The digital age: Kids learn differently

At a Saturday panel session during the Education Writers Association conference here in Chicago, Mimi Ito, Henry Jenkins, and Connie Yowell discussed how digital tools for making, remaking, mashing, and tinkering are part of students’ everyday lives.

Mimi Ito is a cultural anthropologist studying new media use, particularly among young people in Japan and the US. Her research has demonstrated that kids are often learning more, and more engaged, at home online than while in school. They share their digital works in the context of public visibility. They live in a world of networked micro-publics built around special interests. Their learning and participation are friendship-driven, as evidenced by their Myspace and Facebook pages, gossiping and flirting, their private talking and public performance. Their participation is interest-driven as they learn in a context of social reciprocity.

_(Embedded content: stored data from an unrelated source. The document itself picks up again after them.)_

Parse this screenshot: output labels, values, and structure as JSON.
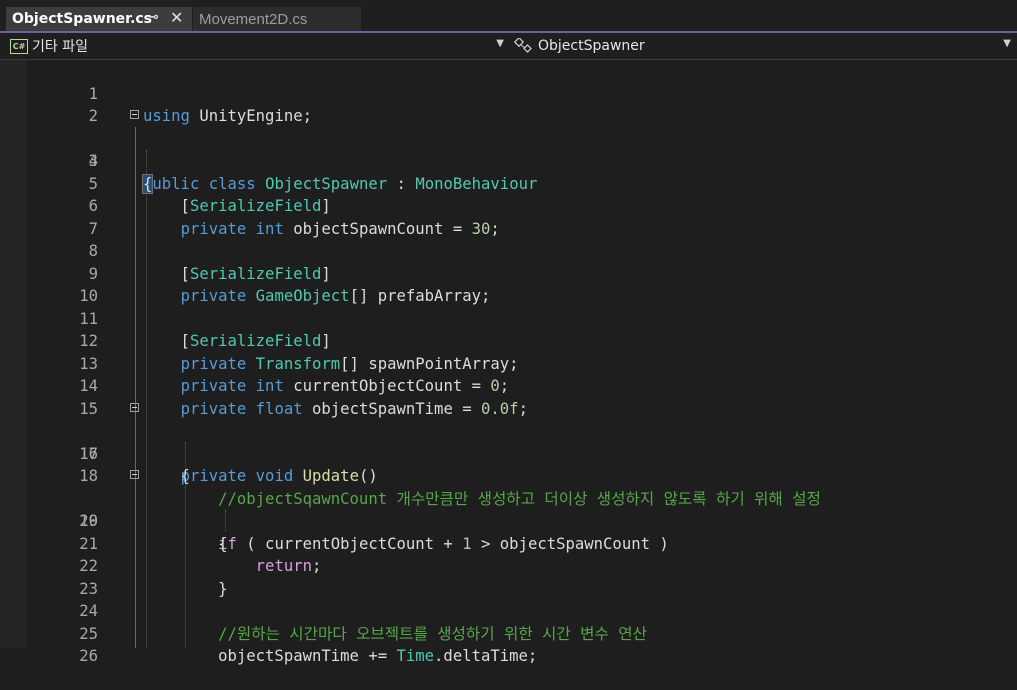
{
  "tabs": [
    {
      "label": "ObjectSpawner.cs",
      "active": true
    },
    {
      "label": "Movement2D.cs",
      "active": false
    }
  ],
  "navbar": {
    "project_label": "기타 파일",
    "project_badge": "C#",
    "class_label": "ObjectSpawner"
  },
  "lines": [
    {
      "n": "1",
      "code": "using UnityEngine;"
    },
    {
      "n": "2",
      "code": ""
    },
    {
      "n": "3",
      "code": "public class ObjectSpawner : MonoBehaviour"
    },
    {
      "n": "4",
      "code": "{"
    },
    {
      "n": "5",
      "code": "    [SerializeField]"
    },
    {
      "n": "6",
      "code": "    private int objectSpawnCount = 30;"
    },
    {
      "n": "7",
      "code": ""
    },
    {
      "n": "8",
      "code": "    [SerializeField]"
    },
    {
      "n": "9",
      "code": "    private GameObject[] prefabArray;"
    },
    {
      "n": "10",
      "code": ""
    },
    {
      "n": "11",
      "code": "    [SerializeField]"
    },
    {
      "n": "12",
      "code": "    private Transform[] spawnPointArray;"
    },
    {
      "n": "13",
      "code": "    private int currentObjectCount = 0;"
    },
    {
      "n": "14",
      "code": "    private float objectSpawnTime = 0.0f;"
    },
    {
      "n": "15",
      "code": ""
    },
    {
      "n": "16",
      "code": "    private void Update()"
    },
    {
      "n": "17",
      "code": "    {"
    },
    {
      "n": "18",
      "code": "        //objectSqawnCount 개수만큼만 생성하고 더이상 생성하지 않도록 하기 위해 설정"
    },
    {
      "n": "19",
      "code": "        if ( currentObjectCount + 1 > objectSpawnCount )"
    },
    {
      "n": "20",
      "code": "        {"
    },
    {
      "n": "21",
      "code": "            return;"
    },
    {
      "n": "22",
      "code": "        }"
    },
    {
      "n": "23",
      "code": ""
    },
    {
      "n": "24",
      "code": "        //원하는 시간마다 오브젝트를 생성하기 위한 시간 변수 연산"
    },
    {
      "n": "25",
      "code": "        objectSpawnTime += Time.deltaTime;"
    },
    {
      "n": "26",
      "code": ""
    }
  ],
  "colors": {
    "keyword": "#569cd6",
    "type": "#4ec9b0",
    "control": "#d8a0df",
    "number": "#b5cea8",
    "comment": "#57a64a",
    "method": "#dcdcaa",
    "text": "#dcdcdc",
    "tab_accent": "#6f5fa8"
  },
  "icons": {
    "pin": "pin-icon",
    "close": "close-icon",
    "project": "csharp-file-icon",
    "class": "class-icon"
  }
}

Students find communities of interest online that they can’t find in school. What they make is tied to who they make it for. Like 17-year-old Clarissa, they learn to take and give constructive criticism. They write fiction pieces not for a grade but out of genuine interest. Like Lantis, they feel good when they produce something that their peers value.

In a Q&A Ito said that online learning communities encourage active civic participation, and producing one’s voice and vision. Games like Runescape and other multiple player onlne environments encourage the development of leadership and political skills. Kids organize groups around getting things done and achieving things politically and economically.

Out-of-school learning environments provide opportunities for peer validation, success, and risk-taking that is not a zero-sum game. Kids can achieve fame within their own communities.